Now, whether you're using React Native CLI or Expo, add the following resolver key to the exported object:

+const defaultSourceExts =
+ require('metro-config/src/defaults/defaults').sourceExts;
module.exports = {
+ resolver: {
+ sourceExts:
+ process.env.MOCK_API === 'true'
+ ? ['mock.js', ...defaultSourceExts]
+ : defaultSourceExts,
+ },

sourceExts allows us to configure which file extensions Metro bundler users when importing modules. In our case, if a MOCK_ENV environment variable is set to 'true', we add 'mock.js' to the front of the list, so that if a .mock.js file is present it will be preferred. If MOCK_ENV is not set to 'true', we use the default sourceExts config, so .mock.js files will be ignored. This will allow us to run our app with our without mocks.

When running your app, mocking will be off by default. How can we sure it runs when we run the app?

Mocking Debug Mode

First, if you're using React Native CLI, let's set up a way to use mocks in debug mode. This might be your common workflow while writing your Detox tests locally. When running in debug mode, your app will load its JavaScript bundle from a running Metro bundler server. So, we can add a package.json command to pass the MOCK_ENV=true flag to Metro:

 "start": "react-native start",
+"start:mock": "MOCK_API=true npm run start",
"test": "jest"

(If your need to support development on Windows machines, use the cross-env package as part of this command.)

Start Metro using this new command:

$ yarn start:mock

Now, when you run your app for development you should see the mocked data. It will also be used when running your Detox test:

$ detox test -c ios.sim.debug

Mocking Release Mode

Now, how about release mode?
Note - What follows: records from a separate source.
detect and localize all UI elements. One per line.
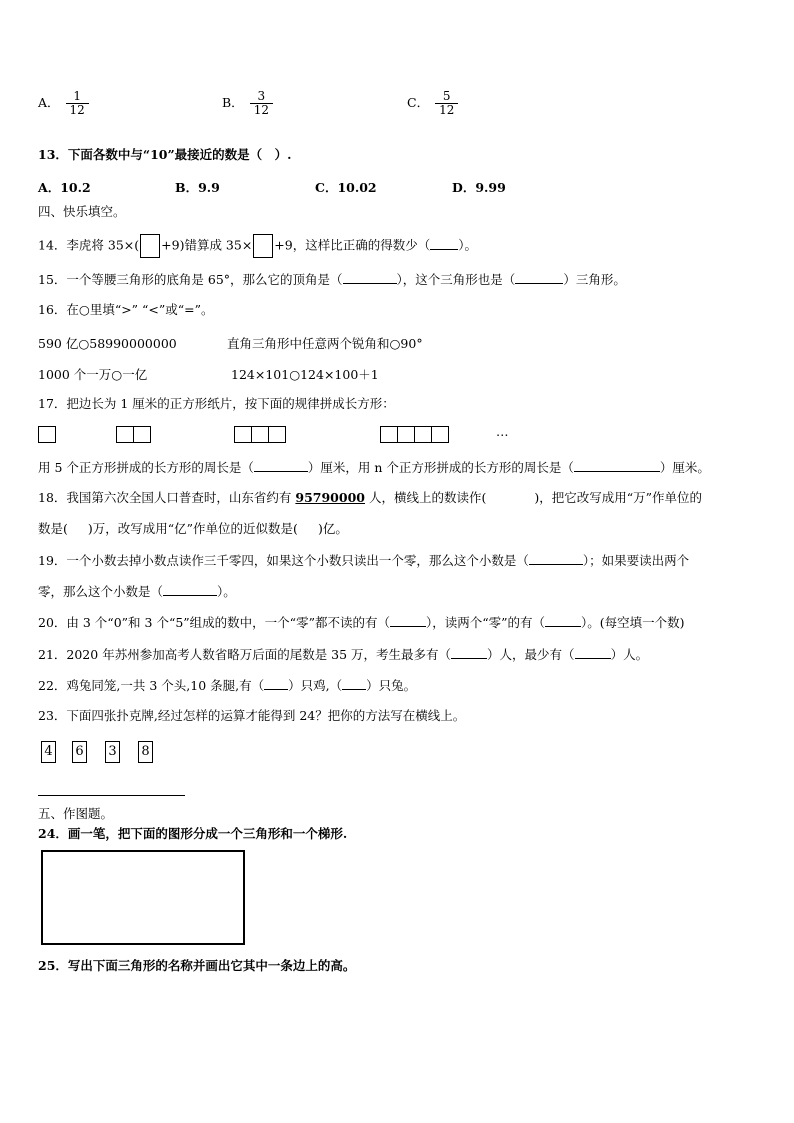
fraction: $\frac{5}{12}$ [435, 90, 458, 117]
question-18-line-2: 数是( )万，改写成用“亿”作单位的近似数是( )亿。 [38, 521, 348, 536]
question-25: 25．写出下面三角形的名称并画出它其中一条边上的高。 [38, 958, 356, 973]
option-a: A． $\frac{1}{12}$ [38, 90, 89, 117]
question-15: 15．一个等腰三角形的底角是 65°，那么它的顶角是（ ），这个三角形也是（ ）三角形。 [38, 272, 626, 287]
answer-blank[interactable] [163, 583, 217, 596]
question-13: 13．下面各数中与“10”最接近的数是（ ）. [38, 147, 292, 162]
answer-blank[interactable] [574, 459, 660, 472]
question-19-line-2: 零，那么这个小数是（ ）。 [38, 584, 236, 599]
question-24: 24．画一笔，把下面的图形分成一个三角形和一个梯形. [38, 826, 348, 841]
question-17-answer: 用 5 个正方形拼成的长方形的周长是（ ）厘米，用 n 个正方形拼成的长方形的周长是（ ）厘米。 [38, 460, 710, 475]
fraction: $\frac{3}{12}$ [250, 90, 273, 117]
answer-blank[interactable] [390, 614, 426, 627]
compare-item: 124×101○124×100＋1 [231, 367, 379, 382]
answer-blank[interactable] [343, 271, 397, 284]
question-14: 14．李虎将 35×( +9)错算成 35× +9，这样比正确的得数少（ ）。 [38, 234, 477, 258]
answer-blank[interactable] [529, 552, 583, 565]
poker-card: 6 [72, 741, 87, 763]
question-19: 19．一个小数去掉小数点读作三千零四，如果这个小数只读出一个零，那么这个小数是（ ）；如果要读出两个 [38, 553, 690, 568]
blank-box[interactable] [140, 234, 160, 258]
question-22: 22．鸡兔同笼,一共 3 个头,10 条腿,有（ ）只鸡,（ ）只兔。 [38, 678, 417, 693]
poker-card: 3 [105, 741, 120, 763]
question-21: 21．2020 年苏州参加高考人数省略万后面的尾数是 35 万，考生最多有（ ）人，最少有（ ）人。 [38, 647, 649, 662]
option-d: D．9.99 [452, 180, 506, 195]
option-a: A．10.2 [38, 180, 91, 195]
compare-item: 1000 个一万○一亿 [38, 367, 148, 382]
answer-blank[interactable] [451, 646, 487, 659]
answer-blank[interactable] [545, 614, 581, 627]
ellipsis: … [496, 424, 509, 439]
answer-blank[interactable] [575, 646, 611, 659]
underlined-number: 95790000 [295, 490, 365, 505]
option-c: C． $\frac{5}{12}$ [407, 90, 458, 117]
compare-item: 590 亿○58990000000 [38, 336, 177, 351]
square-row-2 [116, 426, 151, 443]
question-20: 20．由 3 个“0”和 3 个“5”组成的数中，一个“零”都不读的有（ ），读两个“零”的有（ ）。(每空填一个数) [38, 615, 685, 630]
rectangle-figure[interactable] [41, 850, 245, 945]
question-18: 18．我国第六次全国人口普查时，山东省约有 95790000 人，横线上的数读作( )，把它改写成用“万”作单位的 [38, 490, 703, 505]
square-row-1 [38, 426, 56, 443]
answer-blank[interactable] [515, 271, 563, 284]
option-b: B．9.9 [175, 180, 220, 195]
blank-box[interactable] [253, 234, 273, 258]
answer-blank[interactable] [264, 677, 288, 690]
answer-blank[interactable] [254, 459, 308, 472]
fraction: $\frac{1}{12}$ [66, 90, 89, 117]
answer-line[interactable] [38, 795, 185, 796]
answer-blank[interactable] [430, 237, 458, 250]
question-17: 17．把边长为 1 厘米的正方形纸片，按下面的规律拼成长方形： [38, 396, 395, 411]
poker-card: 4 [41, 741, 56, 763]
section-heading-4: 四、快乐填空。 [38, 204, 126, 219]
question-16: 16．在○里填“>” “<”或“=”。 [38, 302, 214, 317]
option-c: C．10.02 [315, 180, 377, 195]
answer-blank[interactable] [342, 677, 366, 690]
question-23: 23．下面四张扑克牌,经过怎样的运算才能得到 24？把你的方法写在横线上。 [38, 708, 466, 723]
square-row-3 [234, 426, 286, 443]
option-b: B． $\frac{3}{12}$ [222, 90, 273, 117]
section-heading-5: 五、作图题。 [38, 806, 114, 821]
square-row-4 [380, 426, 449, 443]
poker-card: 8 [138, 741, 153, 763]
compare-item: 直角三角形中任意两个锐角和○90° [227, 336, 423, 351]
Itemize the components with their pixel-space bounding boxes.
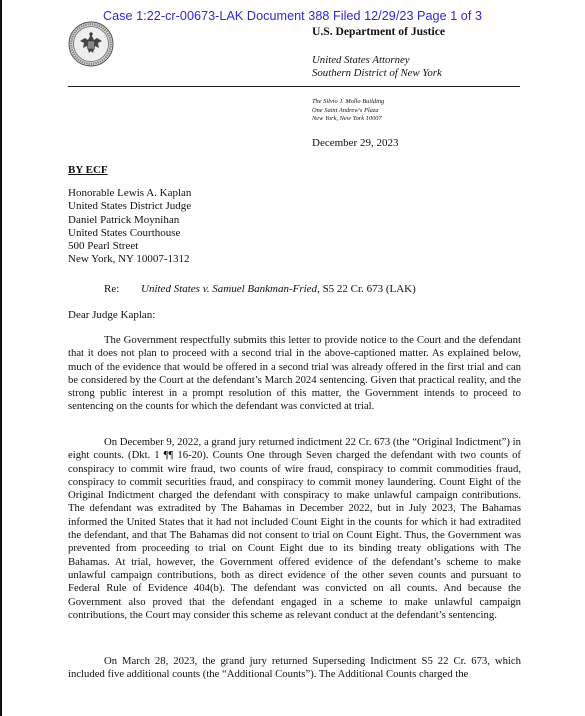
addressee-block — [68, 187, 191, 267]
body-paragraph: The Government respectfully submits this letter to provide notice to the Court and the defendant that it does not plan to proceed with a second trial in the above-captioned matter. As explained below, much of the evidence that would be offered in a second trial was already offered in the first trial and can be considered by the Court at the defendant’s March 2024 sentencing. Given that practical reality, and the strong public interest in a prompt resolution of this matter, the Government intends to proceed to sentencing on the counts for which the defendant was convicted at trial. — [68, 334, 521, 413]
re-label: Re: — [104, 283, 120, 295]
case-header-stamp: Case 1:22-cr-00673-LAK Document 388 Filed 12/29/23 Page 1 of 3 — [102, 9, 483, 23]
salutation: Dear Judge Kaplan: — [68, 309, 156, 321]
re-line — [104, 283, 416, 295]
office-name — [312, 54, 442, 80]
office-line: Southern District of New York — [312, 67, 442, 79]
body-paragraph: On March 28, 2023, the grand jury returned Superseding Indictment S5 22 Cr. 673, which included five additional counts (the “Additional Counts”). The Additional Counts charged the — [68, 655, 521, 681]
office-line: United States Attorney — [312, 54, 410, 66]
delivery-method: BY ECF — [68, 164, 108, 176]
addressee-line: New York, NY 10007-1312 — [68, 253, 190, 266]
office-address — [312, 98, 384, 124]
letter-date: December 29, 2023 — [312, 137, 399, 149]
case-name: United States v. Samuel Bankman-Fried — [141, 283, 318, 295]
address-line: The Silvio J. Mollo Building — [312, 98, 385, 105]
doj-seal-icon — [68, 21, 114, 67]
letterhead-divider — [68, 86, 520, 87]
department-name: U.S. Department of Justice — [312, 25, 445, 38]
page-edge — [0, 0, 2, 716]
addressee-line: United States District Judge — [68, 200, 192, 213]
address-line: New York, New York 10007 — [312, 115, 382, 123]
addressee-line: Honorable Lewis A. Kaplan — [68, 187, 192, 199]
addressee-line: United States Courthouse — [68, 226, 181, 239]
body-paragraph: On December 9, 2022, a grand jury returned indictment 22 Cr. 673 (the “Original Indictment”) in eight counts. (Dkt. 1 ¶¶ 16-20). Counts One through Seven charged the defendant with two counts of conspiracy to commit wire fraud, two counts of wire fraud, conspiracy to commit commodities fraud, conspiracy to commit securities fraud, and conspiracy to commit money laundering. Count Eight of the Original Indictment charged the defendant with conspiracy to make unlawful campaign contributions. The defendant was extradited by The Bahamas in December 2022, but in July 2023, The Bahamas informed the United States that it had not included Count Eight in the counts for which it had extradited the defendant, and that The Bahamas did not consent to trial on Count Eight. Thus, the Government was prevented from proceeding to trial on Count Eight due to its binding treaty obligations with The Bahamas. At trial, however, the Government offered evidence of the defendant’s scheme to make unlawful campaign contributions, both as direct evidence of the other seven counts and pursuant to Federal Rule of Evidence 404(b). The defendant was convicted on all counts. And because the Government also proved that the defendant engaged in a scheme to make unlawful campaign contributions, the Court may consider this scheme as relevant conduct at the defendant’s sentencing. — [68, 436, 521, 621]
case-number: , S5 22 Cr. 673 (LAK) — [317, 283, 416, 295]
addressee-line: 500 Pearl Street — [68, 240, 139, 253]
address-line: One Saint Andrew's Plaza — [312, 106, 379, 114]
addressee-line: Daniel Patrick Moynihan — [68, 213, 180, 226]
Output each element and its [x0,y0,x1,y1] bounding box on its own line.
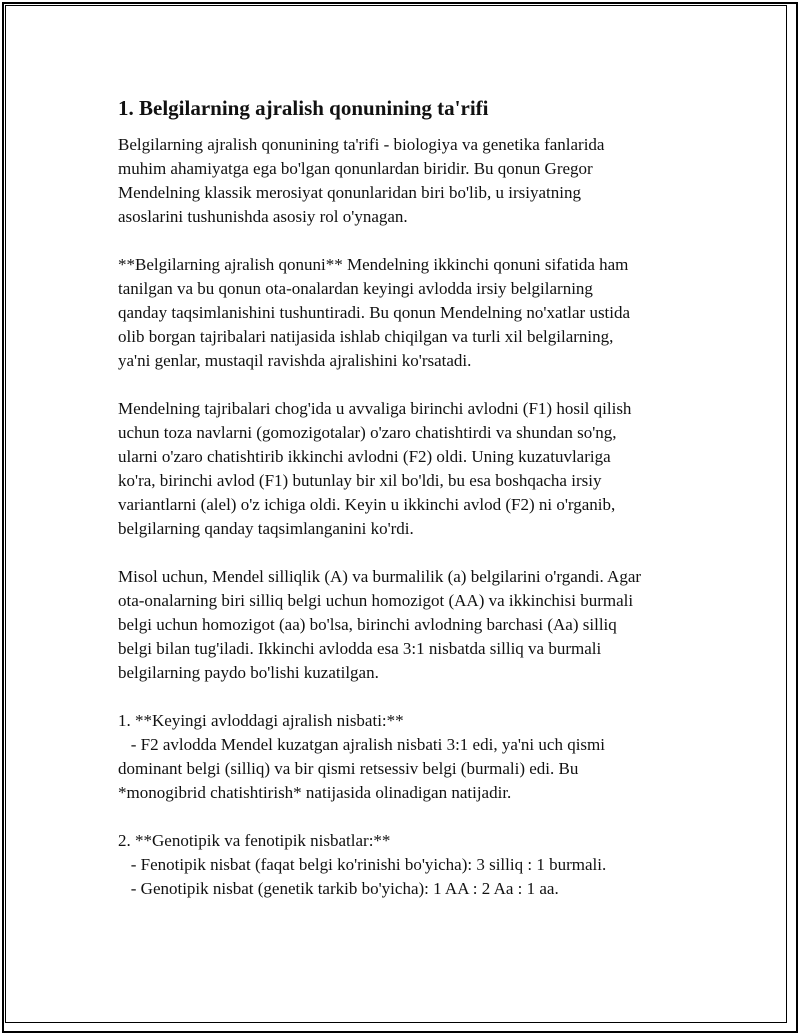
text-line: Mendelning klassik merosiyat qonunlaridan biri bo'lib, u irsiyatning [118,183,581,202]
text-line: variantlarni (alel) o'z ichiga oldi. Keyin u ikkinchi avlod (F2) ni o'rganib, [118,495,616,514]
text-line: dominant belgi (silliq) va bir qismi retsessiv belgi (burmali) edi. Bu [118,759,579,778]
paragraph-gap [118,373,698,397]
document-body [118,93,698,901]
text-line: Misol uchun, Mendel silliqlik (A) va burmalilik (a) belgilarini o'rgandi. Agar [118,567,642,586]
paragraph [118,829,698,901]
paragraph [118,253,698,373]
text-line: - Fenotipik nisbat (faqat belgi ko'rinishi bo'yicha): 3 silliq : 1 burmali. [118,855,607,874]
text-line: **Belgilarning ajralish qonuni** Mendelning ikkinchi qonuni sifatida ham [118,255,629,274]
text-line: qanday taqsimlanishini tushuntiradi. Bu qonun Mendelning no'xatlar ustida [118,303,631,322]
text-line: asoslarini tushunishda asosiy rol o'ynagan. [118,207,408,226]
text-line: ya'ni genlar, mustaqil ravishda ajralishini ko'rsatadi. [118,351,472,370]
paragraph-container [118,133,698,901]
text-line: *monogibrid chatishtirish* natijasida olinadigan natijadir. [118,783,512,802]
paragraph-gap [118,685,698,709]
paragraph [118,709,698,805]
text-line: belgi uchun homozigot (aa) bo'lsa, birinchi avlodning barchasi (Aa) silliq [118,615,617,634]
paragraph-gap [118,541,698,565]
text-line: belgilarning qanday taqsimlanganini ko'rdi. [118,519,414,538]
text-line: 2. **Genotipik va fenotipik nisbatlar:** [118,831,391,850]
text-line: ko'ra, birinchi avlod (F1) butunlay bir xil bo'ldi, bu esa boshqacha irsiy [118,471,602,490]
section-heading: 1. Belgilarning ajralish qonunining ta'rifi [118,96,489,120]
text-line: belgilarning paydo bo'lishi kuzatilgan. [118,663,379,682]
paragraph [118,133,698,229]
text-line: olib borgan tajribalari natijasida ishlab chiqilgan va turli xil belgilarning, [118,327,614,346]
text-line: uchun toza navlarni (gomozigotalar) o'zaro chatishtirdi va shundan so'ng, [118,423,617,442]
text-line: Mendelning tajribalari chog'ida u avvaliga birinchi avlodni (F1) hosil qilish [118,399,632,418]
paragraph-gap [118,229,698,253]
text-line: belgi bilan tug'iladi. Ikkinchi avlodda esa 3:1 nisbatda silliq va burmali [118,639,602,658]
text-line: Belgilarning ajralish qonunining ta'rifi - biologiya va genetika fanlarida [118,135,605,154]
text-line: - F2 avlodda Mendel kuzatgan ajralish nisbati 3:1 edi, ya'ni uch qismi [118,735,605,754]
paragraph-gap [118,805,698,829]
paragraph [118,565,698,685]
text-line: - Genotipik nisbat (genetik tarkib bo'yicha): 1 AA : 2 Aa : 1 aa. [118,879,559,898]
paragraph [118,397,698,541]
text-line: tanilgan va bu qonun ota-onalardan keyingi avlodda irsiy belgilarning [118,279,593,298]
text-line: muhim ahamiyatga ega bo'lgan qonunlardan biridir. Bu qonun Gregor [118,159,593,178]
text-line: ota-onalarning biri silliq belgi uchun homozigot (AA) va ikkinchisi burmali [118,591,634,610]
text-line: 1. **Keyingi avloddagi ajralish nisbati:** [118,711,404,730]
text-line: ularni o'zaro chatishtirib ikkinchi avlodni (F2) oldi. Uning kuzatuvlariga [118,447,611,466]
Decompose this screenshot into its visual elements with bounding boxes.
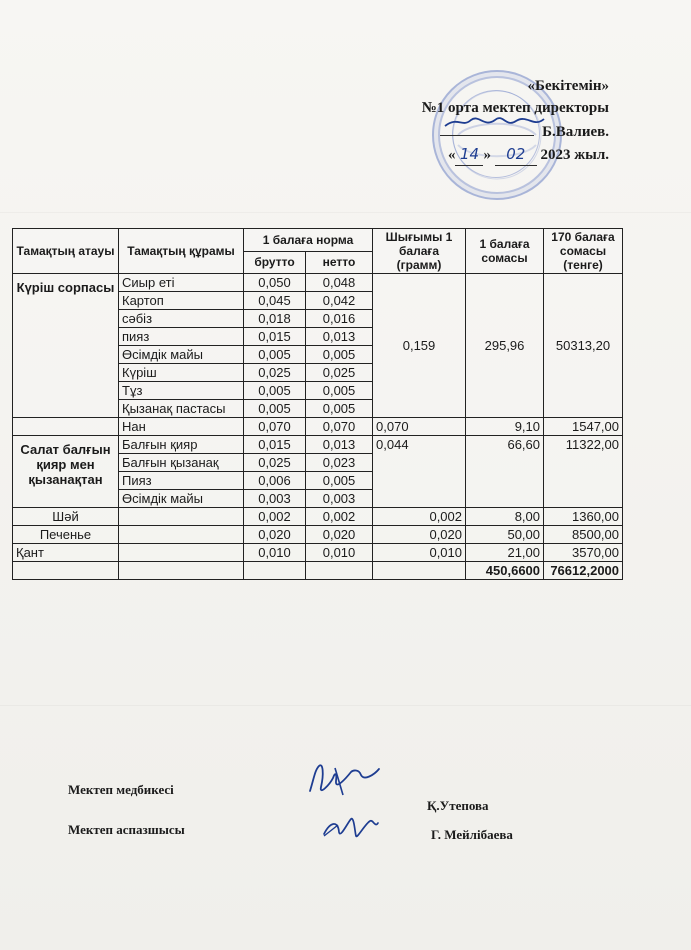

This might be your common workflow when running your Detox tests on CI, and it's also the only way I've gotten Detox working with Expo.

In release mode, the Metro bundler runs when we build our app, so we want to ensure the MOCK_API=true environment variable is set at that time. We can do that by prepending export MOCK_API=true && to our build command in .detoxrc.js.

Here's the change for React Native CLI:

 'ios.release': {
type: '',
binaryPath: 'ios/build/Build/Products/Release-iphonesimulator/',
- build: 'xcodebuild -workspace ios/MyCoolApp.xcworkspace -scheme MyCoolApp -configuration Release -sdk iphonesimulator -derivedDataPath ios/build'
+ build: 'export MOCK_API=true && xcodebuild -workspace ios/MyCoolApp.xcworkspace -scheme MyCoolApp -configuration Release -sdk iphonesimulator -derivedDataPath ios/build'

And here it is for Expo:

 'ios.release': {
type: '',
binaryPath: '',
- build: 'eas build --local --profile development-detox --platform ios && tar -xvzf build-*.tar.gz && rm build-*.tar.gz'
+ build: 'export MOCK_API=true && eas build --local --profile development-detox --platform ios && tar -xvzf build-*.tar.gz && rm build-*.tar.gz'

After making this change, build and run your release tests again:

$ detox build -c ios.sim.release
$ detox test -c ios.sim.release

You should see your mocked data being used.